The Estate of Dunn dollar-for-dollar approach also bypasses the unnecessary expenditure of judicial resources being used to wade through a myriad of divergent expert witness testimony, based upon subjective conjecture, and divergent opinions. The Estate of Dunn has the virtue of simplicity and its methodology provides a practical and theoretically sound foundation as to how to address the discount issue. * * *
Essentially, the Court's approach harked back to the analysis of market factors set forth in
Mandelbaum v. Commissioner, T.C. Memo. 1995-254 (06/12/95). These factors were noted in an article entitled "Marketability Discounts -- The Mandelbaum Case Raises Key Issues", by George B. Hawkins & Michael A. Paschall, published in the "Fair Value" Newsletter (Spring, 1996).

Following the rationale declared in Dunn and considering the testimony de novo, the court ordered a discount of fifteen percent for the lack of marketability of the shares.

For a contrary viewpoint, read the blistering 16-page dissent by Circuit Judge Carnes:
[N]o longer is all that bother necessary. The parties need not quarrel over, and courts need not concern themselves with, all the variables that go into calculating a fair award for lost future earnings.
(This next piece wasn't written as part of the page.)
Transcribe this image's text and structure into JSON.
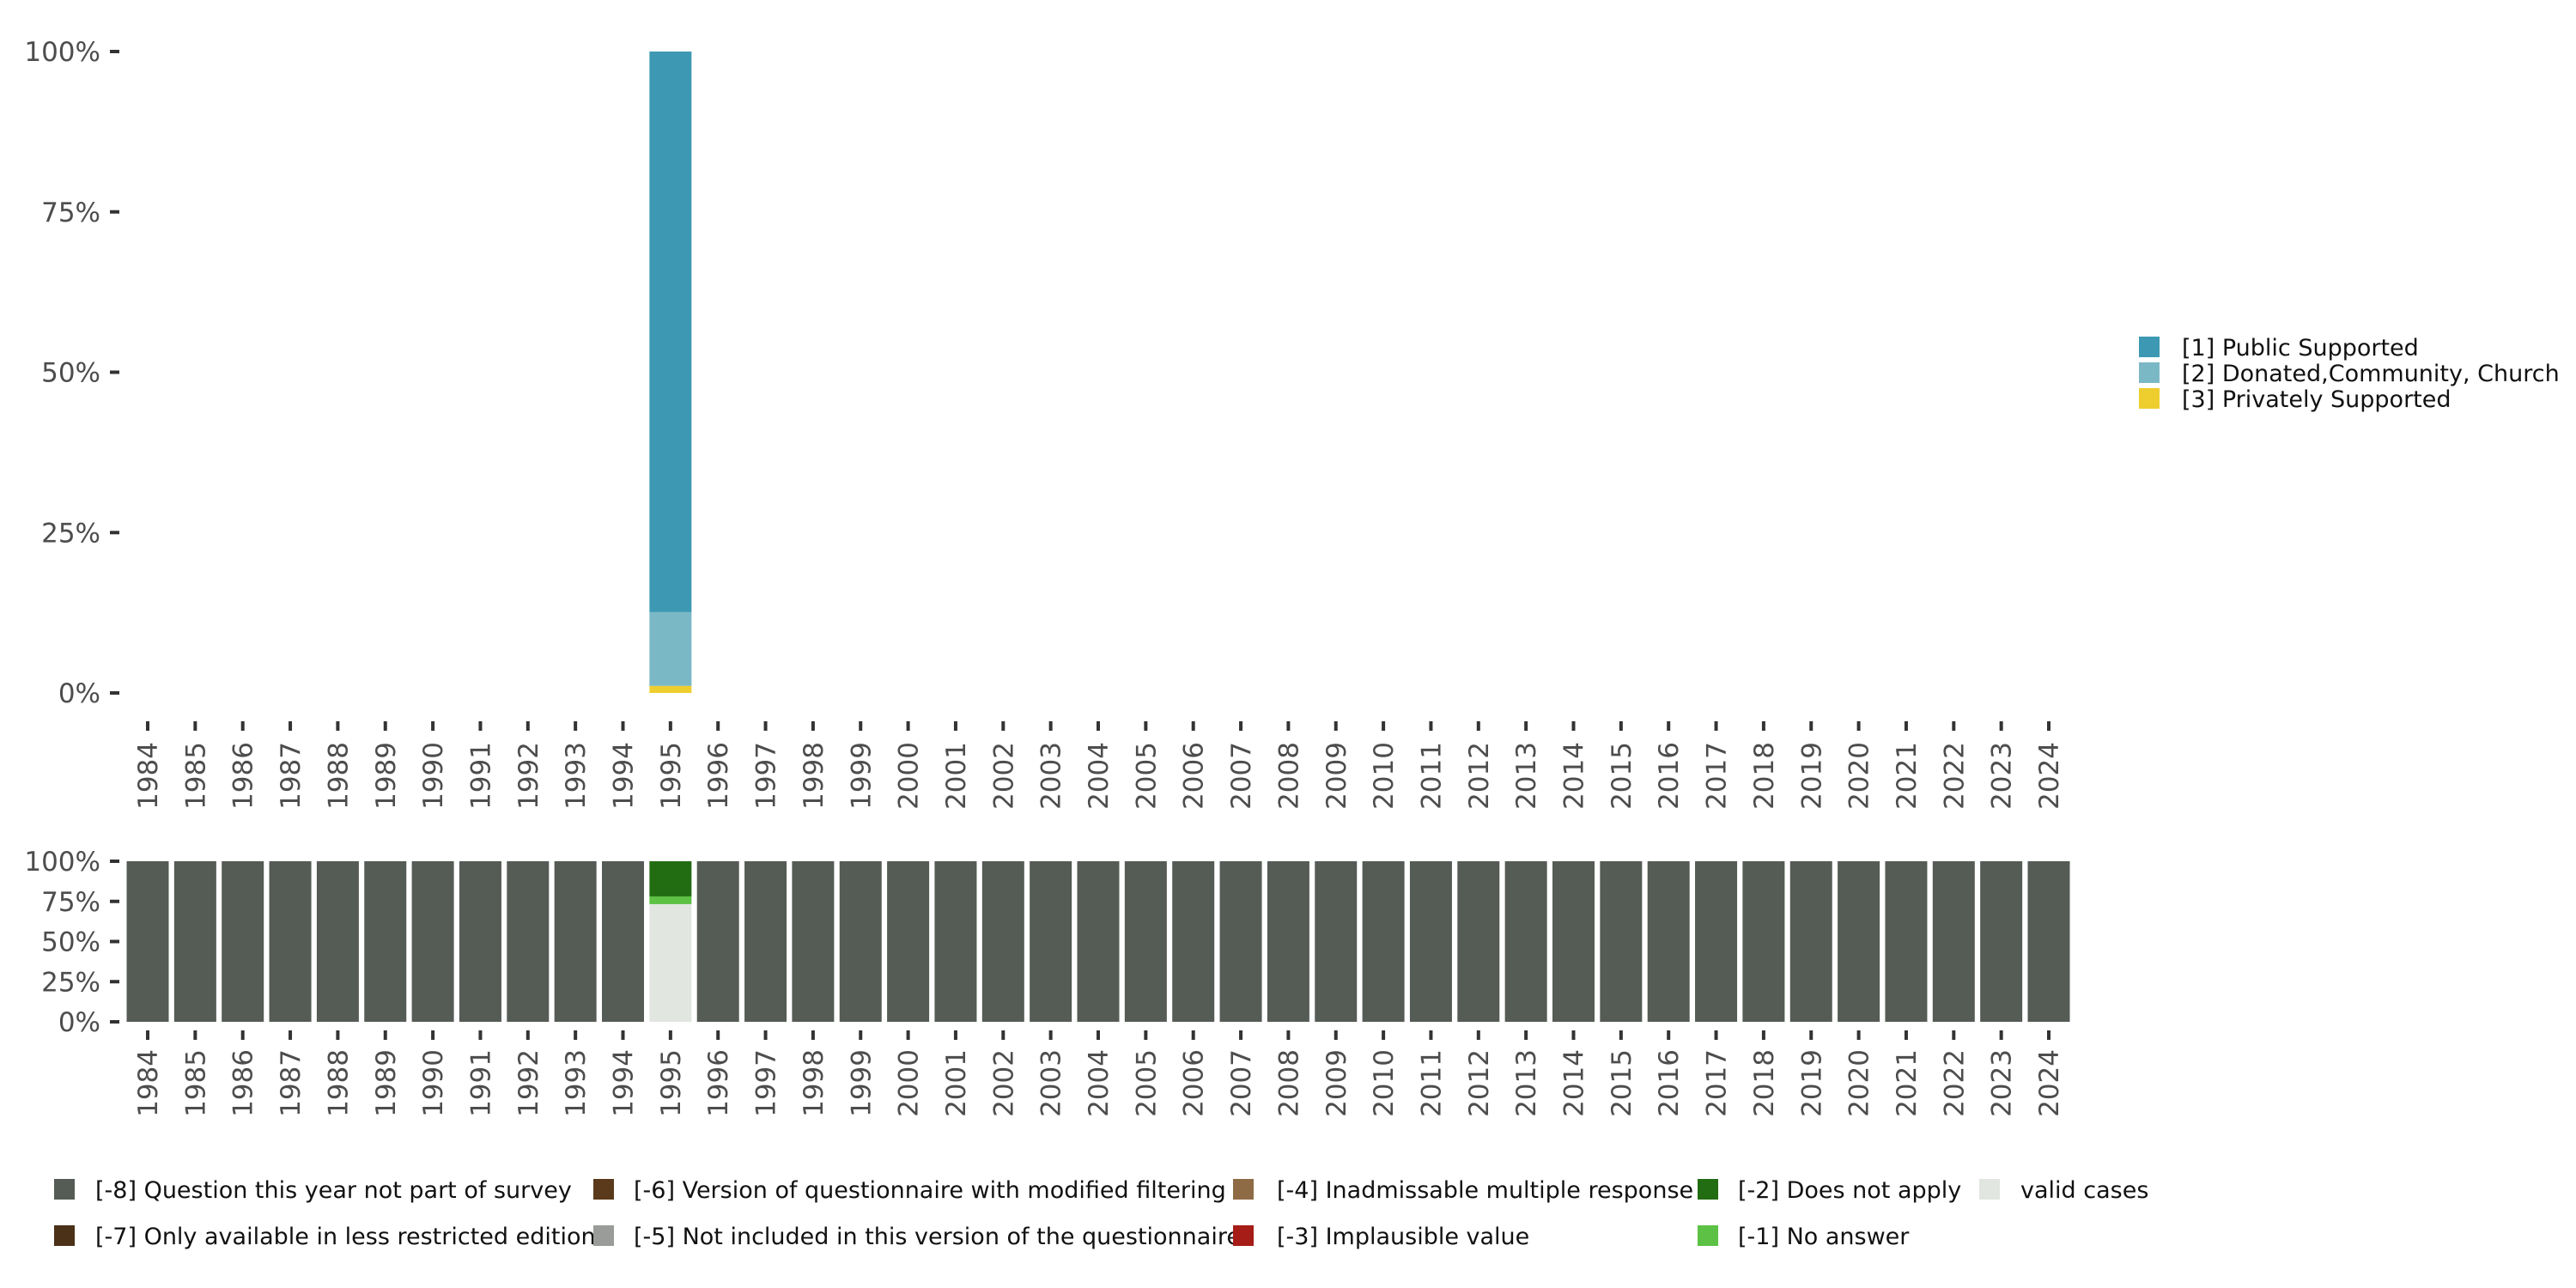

After all, the quest for a best estimate of economic reality in such a case is, in the majority’s view: “fluidly etheral,” it involves “hunt-and-peck forecasting,” it is like “flip[ping] a coin,” and it is no better than “gaz[ing] into a crystal ball.”

So, the Advanced Telecommunications decision, like so many others of ours that require estimating present value based on predictions about future events, will have to go. All of
those prior precedents will have to yield to the easy arbitrary assumption method of valuation, to the judicial equivalent of the doctrine of ignoble ease.